Getting on top of the tax lot requirements put forth by the Internal Revenue Service (IRS), which was rolled into the $700 billion bailout legislation, will consume a pretty sizable portion of brokerage firms’ time this year–despite the fact that the rules don’t take effect until 2011, 2012, and 2013.
Starting in 2011, the IRS will require brokerages to “start capturing cost basis for equities,” says Rob Enz, senior VP and general manager of Broadridge Financial Solutions’ Wealth Management Solutions group. In 2012, the IRS rule takes effect for securities that can be processed with an average cost method, which are typically mutual funds, Enz says, but language in the bailout legislation looks “like it’s going to allow equities that have dividend reinvest programs to be rolled into that category.” Then in 2013, the IRS will begin requiring firms to track the cost basis for fixed income and other types of securities, he says.

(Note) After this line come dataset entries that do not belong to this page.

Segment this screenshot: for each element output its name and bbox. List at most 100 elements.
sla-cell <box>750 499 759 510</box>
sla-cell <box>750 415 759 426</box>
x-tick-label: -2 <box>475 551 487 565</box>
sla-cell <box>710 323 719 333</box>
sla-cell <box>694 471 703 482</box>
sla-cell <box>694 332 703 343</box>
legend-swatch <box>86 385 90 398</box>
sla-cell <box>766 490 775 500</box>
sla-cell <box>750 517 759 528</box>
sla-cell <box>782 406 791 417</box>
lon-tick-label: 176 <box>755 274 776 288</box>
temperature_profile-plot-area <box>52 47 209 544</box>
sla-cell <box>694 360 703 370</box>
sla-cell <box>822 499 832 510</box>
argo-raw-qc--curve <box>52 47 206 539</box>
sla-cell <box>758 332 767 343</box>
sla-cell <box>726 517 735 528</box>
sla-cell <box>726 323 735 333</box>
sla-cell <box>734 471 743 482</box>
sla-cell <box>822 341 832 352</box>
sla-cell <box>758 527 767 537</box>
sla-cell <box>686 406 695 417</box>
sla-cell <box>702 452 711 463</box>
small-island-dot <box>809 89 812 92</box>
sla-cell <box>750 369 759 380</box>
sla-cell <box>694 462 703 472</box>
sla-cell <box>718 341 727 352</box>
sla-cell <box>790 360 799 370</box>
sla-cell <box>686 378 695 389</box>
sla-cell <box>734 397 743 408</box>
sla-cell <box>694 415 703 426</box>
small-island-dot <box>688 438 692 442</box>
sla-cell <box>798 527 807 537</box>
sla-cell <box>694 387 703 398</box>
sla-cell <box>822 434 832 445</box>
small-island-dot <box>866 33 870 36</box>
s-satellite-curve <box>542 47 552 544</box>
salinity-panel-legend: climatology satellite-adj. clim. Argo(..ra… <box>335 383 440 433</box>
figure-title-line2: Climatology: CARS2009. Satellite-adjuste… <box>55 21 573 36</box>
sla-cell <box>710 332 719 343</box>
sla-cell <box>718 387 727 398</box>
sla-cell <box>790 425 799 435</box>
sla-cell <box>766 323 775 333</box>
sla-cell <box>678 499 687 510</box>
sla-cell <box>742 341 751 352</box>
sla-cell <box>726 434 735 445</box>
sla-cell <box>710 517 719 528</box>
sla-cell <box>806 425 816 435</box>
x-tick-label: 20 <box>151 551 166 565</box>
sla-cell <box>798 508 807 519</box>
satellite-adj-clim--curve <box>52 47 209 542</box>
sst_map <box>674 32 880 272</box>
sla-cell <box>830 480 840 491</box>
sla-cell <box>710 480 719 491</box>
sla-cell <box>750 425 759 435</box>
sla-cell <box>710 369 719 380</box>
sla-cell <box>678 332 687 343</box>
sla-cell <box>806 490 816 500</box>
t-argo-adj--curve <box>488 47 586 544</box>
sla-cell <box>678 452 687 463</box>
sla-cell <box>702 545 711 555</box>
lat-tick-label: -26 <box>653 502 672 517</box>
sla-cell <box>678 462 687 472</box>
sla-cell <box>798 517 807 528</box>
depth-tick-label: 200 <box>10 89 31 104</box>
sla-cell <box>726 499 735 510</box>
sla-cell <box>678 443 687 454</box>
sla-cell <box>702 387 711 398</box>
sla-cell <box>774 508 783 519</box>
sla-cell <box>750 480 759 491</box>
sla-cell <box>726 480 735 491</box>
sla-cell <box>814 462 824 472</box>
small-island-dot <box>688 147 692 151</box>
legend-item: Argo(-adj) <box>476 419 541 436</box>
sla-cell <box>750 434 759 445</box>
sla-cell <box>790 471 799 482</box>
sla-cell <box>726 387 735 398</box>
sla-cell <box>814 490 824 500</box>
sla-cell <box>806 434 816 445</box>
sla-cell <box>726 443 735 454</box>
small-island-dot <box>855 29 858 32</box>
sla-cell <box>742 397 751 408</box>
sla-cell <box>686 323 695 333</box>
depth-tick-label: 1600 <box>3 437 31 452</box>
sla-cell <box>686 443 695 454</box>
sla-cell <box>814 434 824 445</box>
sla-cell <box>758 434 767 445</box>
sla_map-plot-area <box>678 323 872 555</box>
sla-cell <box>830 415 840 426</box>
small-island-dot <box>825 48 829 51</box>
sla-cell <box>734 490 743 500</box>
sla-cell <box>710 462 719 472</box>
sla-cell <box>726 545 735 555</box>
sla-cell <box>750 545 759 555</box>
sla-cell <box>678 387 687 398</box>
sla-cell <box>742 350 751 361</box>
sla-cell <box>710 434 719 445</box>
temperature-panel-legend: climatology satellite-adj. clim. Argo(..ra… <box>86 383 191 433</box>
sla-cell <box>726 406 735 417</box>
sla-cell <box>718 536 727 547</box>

So the bottom line premise of this new IRS rule–which is actually a requirement that the IRS has “talked about for years,” Enz says–is that starting on January 1, 2011, brokerage firms will need to capture tax lot information when their customers purchase an equity. “When equities purchased in 2011 are subsequently sold, the brokerage firm must submit the original cost basis data to the IRS along with the 1099B gross proceeds information,” he explains. So the IRS “wants to keep better tabs on whether people are reporting accurately the cost of the securities they’re selling because they charge you long-term or short-term gains depending on how long you’ve held the securities, and how much you make is directly attributed to what you pay versus how much you sold it for.”
Enz notes that it is Section 403 of H.R 1424, which became Public Law 110-343, that holds the relevant sections of the law that relate to reporting cost basis on customer 1099′s. The general text of the law can be found at www.Congress.Org.
There are still a lot of explanations needed to be supplied by the IRS about the rule, Enz says, and he’s expecting the IRS to release clarifications in the next six months. For example, “you’re going to end up with a bunch of securities that were purchased before that requirement and if you do sell you could be liquidating some shares that are before and some that are afterwards.” It’s unclear, he says, “how the IRS is going to require us to handle those things.”
Because tax lot accounting is very complicated, Enz says, it’s paramount that brokerage firms get up to speed with the new requirements as soon as possible. Enz says he expects the IRS to change the “wash sale” rule, which says that if an investor sells a security for a loss and then repurchases the same security within 30 days the loss is disallowed. “So you have to track that and know whether you can claim the loss or not.”
Enz suspects that most brokerage firms, big and small, are being proactive and becoming compliant. In order to comply with the rule, he says, firms will have to use a system that is scaleable. Since some of the big brokerage firms have “millions and millions of accounts, they have to find a cost effective method for tracking the data and storing it for long periods of time and then reporting it,” he says. The bill also makes “mandatory the requirement that brokerage firms transfer cost basis information when accounts transfer.”